The following table reveals the actual loss to the country in comparison with the current market prices of ten of the 30 public sector enterprises. The CAG report makes a special case study of the SAIL. It was estimated that the exchequer lost Rs 3700 crore on this PSE alone. The reserve price recommended by a private consultant was Rs 35 while the reserve price fixed by the government was Rs. 10, the actual rate of realisation was Rs 13.24. Two months after the disin-vestment the share was listed in the Delhi Stock Exchange at Rs. 200. 1990.75 lakhs of shares of the SAIL were sold at this rate. It is obvious how much was the loss of the Indian people and the gain of those who continue to loot the country.

What is more amazing is the report of the Committee set up by the government in the wake of this exposure for identifying the benefici¬aries and initiating proceedings for punishing them. The Rangarajan Committee instead of expressing indignation at this colossal fraud and suggesting corrective mechanisms has virtually white-washed this entire process. The committee has not only justified what had happened but has upheld the pernicious logic of “selling of assets to pay our debts”. This is precisely the debt trap into which many Latin American country under the dictates of the IMF has fallen.
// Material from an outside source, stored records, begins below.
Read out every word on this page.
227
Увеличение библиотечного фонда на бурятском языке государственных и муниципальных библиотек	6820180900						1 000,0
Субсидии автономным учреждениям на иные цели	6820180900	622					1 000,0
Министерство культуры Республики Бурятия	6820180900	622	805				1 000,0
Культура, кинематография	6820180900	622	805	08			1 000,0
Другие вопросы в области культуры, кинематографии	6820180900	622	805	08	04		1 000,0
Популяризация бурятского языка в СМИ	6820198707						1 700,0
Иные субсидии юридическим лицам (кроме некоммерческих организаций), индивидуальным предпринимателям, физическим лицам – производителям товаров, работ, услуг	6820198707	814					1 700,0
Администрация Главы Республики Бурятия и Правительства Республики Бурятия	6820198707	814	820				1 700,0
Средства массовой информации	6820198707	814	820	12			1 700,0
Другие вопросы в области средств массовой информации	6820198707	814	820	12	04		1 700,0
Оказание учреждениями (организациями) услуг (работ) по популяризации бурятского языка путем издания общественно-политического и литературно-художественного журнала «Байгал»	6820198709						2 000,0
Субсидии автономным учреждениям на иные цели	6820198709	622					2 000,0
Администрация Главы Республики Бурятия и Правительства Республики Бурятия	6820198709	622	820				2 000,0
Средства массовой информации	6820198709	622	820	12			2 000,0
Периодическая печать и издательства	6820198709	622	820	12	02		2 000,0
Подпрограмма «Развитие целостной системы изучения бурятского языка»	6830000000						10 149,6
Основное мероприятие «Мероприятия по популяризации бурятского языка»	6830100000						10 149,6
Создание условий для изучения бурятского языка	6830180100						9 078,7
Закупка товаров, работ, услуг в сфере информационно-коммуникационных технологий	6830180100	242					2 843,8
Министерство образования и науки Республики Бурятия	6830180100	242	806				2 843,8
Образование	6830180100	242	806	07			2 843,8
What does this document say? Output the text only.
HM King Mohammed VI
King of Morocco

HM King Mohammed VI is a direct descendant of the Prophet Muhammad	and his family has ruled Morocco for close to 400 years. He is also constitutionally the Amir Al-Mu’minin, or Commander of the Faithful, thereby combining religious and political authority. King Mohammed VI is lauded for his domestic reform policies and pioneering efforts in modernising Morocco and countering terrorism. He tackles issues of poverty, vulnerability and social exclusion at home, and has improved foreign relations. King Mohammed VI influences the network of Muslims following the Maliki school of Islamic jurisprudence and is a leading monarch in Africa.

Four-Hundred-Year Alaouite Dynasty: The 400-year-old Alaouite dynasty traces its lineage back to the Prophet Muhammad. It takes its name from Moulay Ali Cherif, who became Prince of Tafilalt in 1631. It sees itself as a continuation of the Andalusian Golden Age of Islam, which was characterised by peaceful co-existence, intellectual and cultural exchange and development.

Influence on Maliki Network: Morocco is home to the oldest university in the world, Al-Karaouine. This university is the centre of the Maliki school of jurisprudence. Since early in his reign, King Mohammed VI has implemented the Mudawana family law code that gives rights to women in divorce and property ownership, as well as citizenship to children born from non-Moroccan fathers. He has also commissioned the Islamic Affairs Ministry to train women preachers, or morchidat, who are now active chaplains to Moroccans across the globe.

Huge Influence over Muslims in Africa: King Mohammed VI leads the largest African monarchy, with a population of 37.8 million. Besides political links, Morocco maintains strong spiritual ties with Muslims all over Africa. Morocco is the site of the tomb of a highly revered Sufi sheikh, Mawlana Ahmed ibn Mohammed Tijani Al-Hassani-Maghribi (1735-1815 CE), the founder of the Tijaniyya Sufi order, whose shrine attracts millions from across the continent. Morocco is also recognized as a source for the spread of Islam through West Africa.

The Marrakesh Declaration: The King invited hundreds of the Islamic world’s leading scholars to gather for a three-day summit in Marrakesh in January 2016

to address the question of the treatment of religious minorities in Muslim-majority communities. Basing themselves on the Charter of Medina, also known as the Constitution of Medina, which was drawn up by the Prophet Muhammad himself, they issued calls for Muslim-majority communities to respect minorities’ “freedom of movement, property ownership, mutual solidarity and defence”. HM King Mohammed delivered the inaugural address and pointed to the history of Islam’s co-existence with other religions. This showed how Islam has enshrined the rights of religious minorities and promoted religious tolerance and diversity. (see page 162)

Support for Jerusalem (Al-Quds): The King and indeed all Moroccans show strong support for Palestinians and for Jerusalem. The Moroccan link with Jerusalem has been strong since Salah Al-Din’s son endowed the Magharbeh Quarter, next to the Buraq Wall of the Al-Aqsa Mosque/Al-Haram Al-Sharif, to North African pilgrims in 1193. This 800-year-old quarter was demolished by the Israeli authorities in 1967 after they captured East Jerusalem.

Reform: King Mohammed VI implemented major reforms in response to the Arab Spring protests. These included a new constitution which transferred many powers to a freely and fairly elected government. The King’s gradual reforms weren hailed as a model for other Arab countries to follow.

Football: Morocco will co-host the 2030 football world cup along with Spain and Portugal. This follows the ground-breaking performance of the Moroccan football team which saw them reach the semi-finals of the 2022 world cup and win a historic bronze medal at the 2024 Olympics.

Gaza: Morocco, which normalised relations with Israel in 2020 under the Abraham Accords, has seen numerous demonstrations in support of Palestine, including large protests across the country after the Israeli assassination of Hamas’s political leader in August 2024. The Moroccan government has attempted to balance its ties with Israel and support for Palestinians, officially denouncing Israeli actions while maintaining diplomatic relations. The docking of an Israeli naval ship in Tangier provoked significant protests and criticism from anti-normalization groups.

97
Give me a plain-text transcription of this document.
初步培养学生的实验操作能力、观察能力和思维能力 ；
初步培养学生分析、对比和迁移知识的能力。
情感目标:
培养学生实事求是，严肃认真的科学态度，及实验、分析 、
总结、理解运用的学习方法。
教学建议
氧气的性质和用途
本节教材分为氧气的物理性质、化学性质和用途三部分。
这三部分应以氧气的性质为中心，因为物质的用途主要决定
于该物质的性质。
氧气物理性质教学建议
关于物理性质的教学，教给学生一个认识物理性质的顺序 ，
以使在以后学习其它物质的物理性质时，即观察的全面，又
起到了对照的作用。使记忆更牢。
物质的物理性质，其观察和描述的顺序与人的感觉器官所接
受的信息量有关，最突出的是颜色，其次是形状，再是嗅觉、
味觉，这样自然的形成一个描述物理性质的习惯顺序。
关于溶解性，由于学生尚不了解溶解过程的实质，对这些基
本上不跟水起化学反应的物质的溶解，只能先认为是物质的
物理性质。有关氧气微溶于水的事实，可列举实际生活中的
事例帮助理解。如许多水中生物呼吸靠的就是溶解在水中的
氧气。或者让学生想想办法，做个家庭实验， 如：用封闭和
National assets are liquidated and then transferred into private hands eventually to be controlled by multinational capital (an accompanying article in this issue deals with the report in detail).

It is now clear that the government is hell-bent upon pursuing the course of selling of our national assets to finance its prolificy and transfer crores of rupees to the corporate sector. The government’s evaluation note discussed in these columns last week lays bare the intention to proceed with the process of selling our country and thus heaping further miseries on the Indian people.

The Narasimha Rao government and the Finance Minister, Manmohan Singh have to take the direct responsibility for such a fraud per¬petrated on the Indian people. If for no other reason, and there are many, on this account alone this government cannot be allowed to continue to remain in office and sell the country and its assets for a song.